Leon Botstein wurde mit 27 Jahren Präsident des College

Später lebte Koerner in Pittsburgh und schuf viel beachtete Titelbilder für das Time Magazine. Ihm saßen die Großen seiner Zeit Modell, darunter John F. Kennedy, Ludwig Erhard, Leonard Bernstein und Maria Callas. Seine Werke sind unter anderem im Whitney Museum in New York ausgestellt. Immer wieder kehrte er nach dem Ende des Krieges mit seiner Familie zurück in seine alte Heimat Wien.

Die Architekturskizze der neuen Henry Koerner Hall.

Die Reisen dorthin haben wohl auch seinen Sohn Joseph geprägt, der in den USA ein renommierter Kunsthistoriker ist und in Harvard lehrt. Dass man im Bard College eine besondere Beziehung zu Flüchtlingen pflegt, hat unter anderem mit der Geschichte des Präsidenten Leon Botstein zu tun. Dessen Eltern, jüdische Ärzte aus Russland, mussten ebenfalls vor den Nazis fliehen. Sie wählten den Weg über die Schweiz. Mit 27 Jahren wurde Botstein der wohl jüngste College-Präsident in den USA. Empfohlen hatte ihn Hannah Arendt. Deren Mann Heinrich Blücher lehrte damals am Bard College, so kam die Bekanntschaft zustande. Botstein ist Generalist in der besten Tradition des Colleges. Er betätigt sich unter anderem als Dirigent des American Symphony Orchestra und bemüht sich, vergessene Dirigenten wieder ins Blickfeld der Musikszene zu rücken.

Alle Bard-Studierenden werden sorgfältig rekrutiert

In seiner 160-jährigen Geschichte hat das Bard College häufig geflüchtete Studenten und Lehrende aufgenommen, das gehört zur Tradition dieser Institution. Nach dem Fall des Eisernen Vorhangs gab es einjährige Stipendien für osteuropäische Studenten, von denen man dort natürlich auch etwas lernen wollte über die Gesellschaften, denen sie entstammten.

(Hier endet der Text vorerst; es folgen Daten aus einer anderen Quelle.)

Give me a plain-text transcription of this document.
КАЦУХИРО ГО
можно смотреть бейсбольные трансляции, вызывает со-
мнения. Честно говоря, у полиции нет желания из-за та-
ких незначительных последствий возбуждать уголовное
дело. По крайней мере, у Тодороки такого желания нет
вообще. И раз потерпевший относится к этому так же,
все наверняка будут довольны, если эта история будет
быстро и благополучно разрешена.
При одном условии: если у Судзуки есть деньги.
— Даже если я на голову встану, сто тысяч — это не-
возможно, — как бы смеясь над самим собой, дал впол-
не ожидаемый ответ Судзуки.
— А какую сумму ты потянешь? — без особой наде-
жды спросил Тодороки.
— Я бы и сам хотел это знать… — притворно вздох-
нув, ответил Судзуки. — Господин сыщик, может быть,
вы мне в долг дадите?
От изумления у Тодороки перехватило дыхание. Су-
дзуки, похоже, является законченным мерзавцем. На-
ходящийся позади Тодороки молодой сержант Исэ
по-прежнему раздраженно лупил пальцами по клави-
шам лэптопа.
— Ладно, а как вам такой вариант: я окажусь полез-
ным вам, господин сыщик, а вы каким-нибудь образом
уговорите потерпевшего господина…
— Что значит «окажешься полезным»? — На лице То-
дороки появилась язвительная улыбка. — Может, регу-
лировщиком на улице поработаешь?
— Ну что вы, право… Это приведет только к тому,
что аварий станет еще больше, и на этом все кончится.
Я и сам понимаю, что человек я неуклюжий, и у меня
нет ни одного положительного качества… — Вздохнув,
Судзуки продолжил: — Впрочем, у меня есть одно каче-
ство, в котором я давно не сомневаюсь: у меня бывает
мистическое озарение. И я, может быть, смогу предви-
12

Alle Bard-Studenten werden sorgfältig rekrutiert. Gerade bei Geflüchteten, die in ihrer Heimat keinen Zugang zu einer freien Bildung haben, zum Beispiel weil sie der Opposition angehörten, will man sicher sein, dass die Anwärter ehrlich sind und passen und nicht falsche Tatsachen vorgeben. Mithilfe eines Netzwerks aus deutschen Wissenschaftlern und syrischen Oppositionellen sei das gut möglich, sagt Becker. Einige Studenten hätten in der Türkei als Journalisten, Faktenfinder oder Aktivisten gewirkt. Auch die Online-Plattform Kiron, das „Institute for International Education“ (IIE) oder das Higher Education Program, das der katholische Jesuiten-Orden für Flüchtlinge aufgestellt hat, helfen beim Findungsprozess. Zusätzlich zu üblichen Dokumenten wie Zeugnissen müssen die Bewerber Aufsätze schreiben und schriftlich begründen, warum sie ausgerechnet am Bard College studieren wollen. Am Ende des Auswahlprozesses gibt es noch Interviews, persönlich oder über Skype. Etwa 60 Prozent der Absolventen studieren nach dem Collegeabschluss weiter, zum Beispiel in Harvard, Cambridge oder Berkeley. Circa 40 Prozent wiederum arbeiten im Anschluss an das Studium bei NGOs oder auch im staatlichen Bereich, in den Medien oder in der freien Wirtschaft. Und irgendwann in einer friedlicheren Zukunft vielleicht in ihrer alten Heimat. Es wird dort schließlich nicht nur Ingenieure und Techniker für die Rekonstruktion der Gebäude brauchen, sondern immer auch Menschen, die eine neue Zivilgesellschaft mit aufbauen können.